Very interesting! I'd like to learn more about MDA's windshield system, as I am at 43N, myself. The only thing I don't have is the mitigating influence of the "Big Lake" you have in Allegan.

BB


----------



## alpha6 (May 12, 2008)

jsimsack said:


> You can at the most make 16 nucs out of 1 in one year!
> Jacob


Good luck with that. Better have mucho equipment on hand your first year and better fed the heck out of them if you want any to survive the winter.

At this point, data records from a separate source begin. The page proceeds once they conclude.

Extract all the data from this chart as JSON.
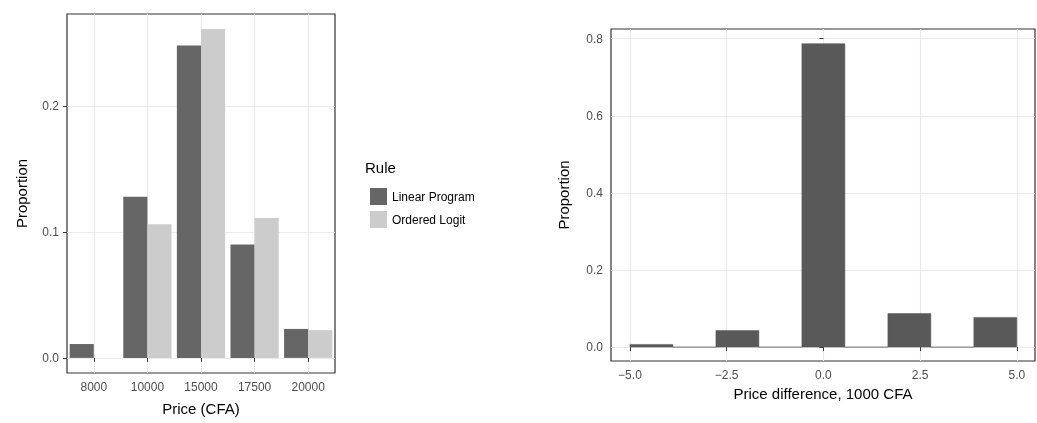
{
  "chart_data": [
    {
      "type": "bar",
      "xlabel": "Price (CFA)",
      "ylabel": "Proportion",
      "legend_title": "Rule",
      "legend": "right",
      "categories": [
        "8000",
        "10000",
        "15000",
        "17500",
        "20000"
      ],
      "series": [
        {
          "name": "Linear Program",
          "color": "#666666",
          "values": [
            0.011,
            0.128,
            0.248,
            0.09,
            0.023
          ]
        },
        {
          "name": "Ordered Logit",
          "color": "#cccccc",
          "values": [
            null,
            0.106,
            0.261,
            0.111,
            0.022
          ]
        }
      ],
      "ylim": [
        -0.012,
        0.273
      ],
      "yticks": [
        {
          "value": 0,
          "label": "0.0"
        },
        0.1,
        0.2
      ],
      "grid": true
    },
    {
      "type": "histogram",
      "xlabel": "Price difference, 1000 CFA",
      "ylabel": "Proportion",
      "color": "#595959",
      "bins": [
        -5,
        -3.889,
        -2.778,
        -1.667,
        -0.556,
        0.556,
        1.667,
        2.778,
        3.889,
        5
      ],
      "values": [
        0.007,
        0,
        0.043,
        0,
        0.787,
        0,
        0.087,
        0,
        0.077
      ],
      "xlim": [
        -5.49,
        5.47
      ],
      "xticks": [
        {
          "value": -5,
          "label": "−5.0"
        },
        {
          "value": -2.5,
          "label": "−2.5"
        },
        {
          "value": 0,
          "label": "0.0"
        },
        2.5,
        {
          "value": 5,
          "label": "5.0"
        }
      ],
      "ylim": [
        -0.036,
        0.825
      ],
      "yticks": [
        {
          "value": 0,
          "label": "0.0"
        },
        0.2,
        0.4,
        0.6,
        0.8
      ],
      "grid": true
    }
  ]
}
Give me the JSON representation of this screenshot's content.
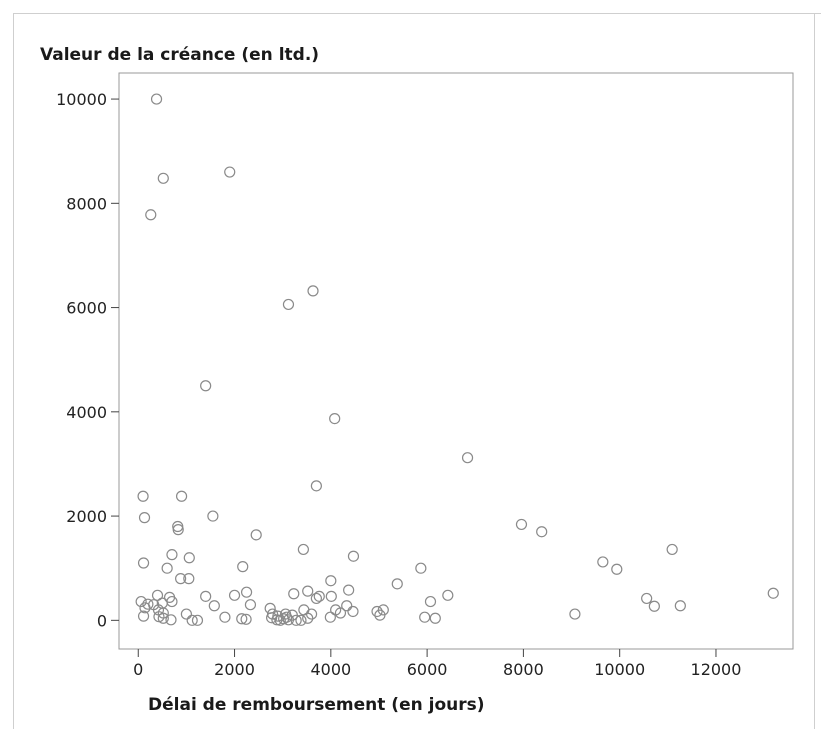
{
  "chart_data": {
    "type": "scatter",
    "title": "",
    "ylabel": "Valeur de la créance (en ltd.)",
    "xlabel": "Délai de remboursement (en jours)",
    "xlim": [
      -400,
      13600
    ],
    "ylim": [
      -550,
      10500
    ],
    "xticks": [
      0,
      2000,
      4000,
      6000,
      8000,
      10000,
      12000
    ],
    "yticks": [
      0,
      2000,
      4000,
      6000,
      8000,
      10000
    ],
    "xtick_labels": [
      "0",
      "2000",
      "4000",
      "6000",
      "8000",
      "10000",
      "12000"
    ],
    "ytick_labels": [
      "0",
      "2000",
      "4000",
      "6000",
      "8000",
      "10000"
    ],
    "grid": false,
    "marker_color": "#8a8a8a",
    "points": [
      [
        380,
        10000
      ],
      [
        1900,
        8600
      ],
      [
        520,
        8480
      ],
      [
        260,
        7780
      ],
      [
        3630,
        6320
      ],
      [
        3120,
        6060
      ],
      [
        1400,
        4500
      ],
      [
        4080,
        3870
      ],
      [
        6840,
        3120
      ],
      [
        3700,
        2580
      ],
      [
        100,
        2380
      ],
      [
        900,
        2380
      ],
      [
        130,
        1970
      ],
      [
        1550,
        2000
      ],
      [
        820,
        1800
      ],
      [
        830,
        1740
      ],
      [
        7960,
        1840
      ],
      [
        8380,
        1700
      ],
      [
        2450,
        1640
      ],
      [
        3430,
        1360
      ],
      [
        11090,
        1360
      ],
      [
        700,
        1260
      ],
      [
        1060,
        1200
      ],
      [
        4470,
        1230
      ],
      [
        110,
        1100
      ],
      [
        2170,
        1030
      ],
      [
        9650,
        1120
      ],
      [
        9940,
        980
      ],
      [
        600,
        1000
      ],
      [
        5870,
        1000
      ],
      [
        13190,
        520
      ],
      [
        880,
        800
      ],
      [
        1050,
        800
      ],
      [
        4000,
        760
      ],
      [
        5380,
        700
      ],
      [
        400,
        480
      ],
      [
        650,
        440
      ],
      [
        1400,
        460
      ],
      [
        2000,
        480
      ],
      [
        2250,
        540
      ],
      [
        3230,
        510
      ],
      [
        3520,
        560
      ],
      [
        3700,
        420
      ],
      [
        3760,
        460
      ],
      [
        4010,
        460
      ],
      [
        4370,
        580
      ],
      [
        6430,
        480
      ],
      [
        10560,
        420
      ],
      [
        60,
        360
      ],
      [
        320,
        300
      ],
      [
        500,
        330
      ],
      [
        700,
        360
      ],
      [
        1580,
        280
      ],
      [
        2330,
        300
      ],
      [
        4330,
        280
      ],
      [
        6070,
        360
      ],
      [
        10720,
        270
      ],
      [
        11260,
        280
      ],
      [
        140,
        240
      ],
      [
        200,
        310
      ],
      [
        420,
        200
      ],
      [
        520,
        140
      ],
      [
        2740,
        230
      ],
      [
        2790,
        120
      ],
      [
        3440,
        200
      ],
      [
        3600,
        120
      ],
      [
        4100,
        200
      ],
      [
        4200,
        140
      ],
      [
        4460,
        170
      ],
      [
        4960,
        170
      ],
      [
        5020,
        100
      ],
      [
        5090,
        200
      ],
      [
        9070,
        120
      ],
      [
        1000,
        120
      ],
      [
        110,
        80
      ],
      [
        430,
        70
      ],
      [
        520,
        40
      ],
      [
        680,
        10
      ],
      [
        1120,
        0
      ],
      [
        1230,
        0
      ],
      [
        1800,
        60
      ],
      [
        2150,
        30
      ],
      [
        2240,
        20
      ],
      [
        2770,
        50
      ],
      [
        2880,
        10
      ],
      [
        2950,
        0
      ],
      [
        3020,
        30
      ],
      [
        3080,
        60
      ],
      [
        3120,
        10
      ],
      [
        3200,
        100
      ],
      [
        3280,
        0
      ],
      [
        3380,
        0
      ],
      [
        3520,
        40
      ],
      [
        3990,
        60
      ],
      [
        5950,
        60
      ],
      [
        6170,
        40
      ],
      [
        3060,
        120
      ],
      [
        2900,
        80
      ]
    ]
  }
}
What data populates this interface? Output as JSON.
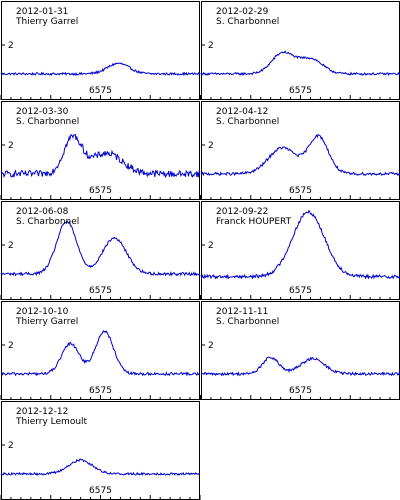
{
  "chart_data": [
    {
      "type": "line",
      "date": "2012-01-31",
      "observer": "Thierry Garrel",
      "y_tick": "2",
      "x_tick": "6575",
      "ylim": [
        0,
        3.6
      ],
      "peaks": [
        {
          "center": 6575.9,
          "height": 0.38,
          "width": 0.55
        }
      ],
      "baseline": 0.95,
      "noise": 0.04
    },
    {
      "type": "line",
      "date": "2012-02-29",
      "observer": "S. Charbonnel",
      "y_tick": "2",
      "x_tick": "6575",
      "ylim": [
        0,
        3.6
      ],
      "peaks": [
        {
          "center": 6574.1,
          "height": 0.75,
          "width": 0.55
        },
        {
          "center": 6575.5,
          "height": 0.55,
          "width": 0.6
        }
      ],
      "baseline": 0.95,
      "noise": 0.04
    },
    {
      "type": "line",
      "date": "2012-03-30",
      "observer": "S. Charbonnel",
      "y_tick": "2",
      "x_tick": "6575",
      "ylim": [
        0,
        3.6
      ],
      "peaks": [
        {
          "center": 6573.6,
          "height": 1.3,
          "width": 0.45
        },
        {
          "center": 6575.3,
          "height": 0.75,
          "width": 0.8
        }
      ],
      "baseline": 0.95,
      "noise": 0.12
    },
    {
      "type": "line",
      "date": "2012-04-12",
      "observer": "S. Charbonnel",
      "y_tick": "2",
      "x_tick": "6575",
      "ylim": [
        0,
        3.6
      ],
      "peaks": [
        {
          "center": 6574.1,
          "height": 0.95,
          "width": 0.7
        },
        {
          "center": 6575.9,
          "height": 1.35,
          "width": 0.5
        }
      ],
      "baseline": 0.95,
      "noise": 0.05
    },
    {
      "type": "line",
      "date": "2012-06-08",
      "observer": "S. Charbonnel",
      "y_tick": "2",
      "x_tick": "6575",
      "ylim": [
        0,
        3.6
      ],
      "peaks": [
        {
          "center": 6573.3,
          "height": 1.9,
          "width": 0.5
        },
        {
          "center": 6575.7,
          "height": 1.3,
          "width": 0.6
        }
      ],
      "baseline": 0.95,
      "noise": 0.05
    },
    {
      "type": "line",
      "date": "2012-09-22",
      "observer": "Franck HOUPERT",
      "y_tick": "2",
      "x_tick": "6575",
      "ylim": [
        0,
        3.6
      ],
      "peaks": [
        {
          "center": 6575.4,
          "height": 2.35,
          "width": 0.8
        }
      ],
      "baseline": 0.85,
      "noise": 0.06
    },
    {
      "type": "line",
      "date": "2012-10-10",
      "observer": "Thierry Garrel",
      "y_tick": "2",
      "x_tick": "6575",
      "ylim": [
        0,
        3.6
      ],
      "peaks": [
        {
          "center": 6573.5,
          "height": 1.1,
          "width": 0.45
        },
        {
          "center": 6575.2,
          "height": 1.55,
          "width": 0.45
        }
      ],
      "baseline": 0.95,
      "noise": 0.05
    },
    {
      "type": "line",
      "date": "2012-11-11",
      "observer": "S. Charbonnel",
      "y_tick": "2",
      "x_tick": "6575",
      "ylim": [
        0,
        3.6
      ],
      "peaks": [
        {
          "center": 6573.5,
          "height": 0.6,
          "width": 0.4
        },
        {
          "center": 6575.6,
          "height": 0.55,
          "width": 0.6
        }
      ],
      "baseline": 0.95,
      "noise": 0.05
    },
    {
      "type": "line",
      "date": "2012-12-12",
      "observer": "Thierry Lemoult",
      "y_tick": "2",
      "x_tick": "6575",
      "ylim": [
        0,
        3.6
      ],
      "peaks": [
        {
          "center": 6574.0,
          "height": 0.5,
          "width": 0.6
        }
      ],
      "baseline": 0.95,
      "noise": 0.04
    }
  ],
  "colors": {
    "line": "#0000cc",
    "frame": "#000000",
    "background": "#ffffff"
  }
}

Many of us run hives without chemicals. There are various ways of controlling mites including drone comb removal and breeding along with EO's and other methods. Remember that mites are only one aspect of beekeeping...you are more likely to lose a hive to starving then mites and if you don't let them build up enough they won't make it through the winter even if they are mite free.

Keep us updated on how you progress and good luck.


----------



## jsimsack (Jul 20, 2009)

will keep u guys updated... ya I thought about that too.
and you have to feed them good this winter. But to my understanding if the bees r close to a good source of pollen they will take off like crazy!
And i am learning the anatomy of a bee, how to tell what a good brood pattern looks like etc....
i like beesource, now i don't have to bug the 2 beekeepers that i know with questions..... I get to ask u guys :lpf:
Thanks for all your help I really appriecate it.
P.S. Wouldnt splitting a hive in like 2 weeks be bad news?? I think so but the person who im buying them said it would be fine. I couldn't get the bees from the last split becuase I was not available. Now the bees have built up for a month.... and I thinks they will die if they lose what they have built up for that month.
What do you experienced beekeepers think???


----------



## JohnK and Sheri (Nov 28, 2004)

jsimsack said:


> What do you experienced beekeepers think???


I think you will get a better response if you post this in the appropriate forum, either Bee Forum or Beekeeping 101.

Welcome to Beesource!
Sheri


----------



## USCBeeMan (Feb 7, 2009)

Welcome from down South.


----------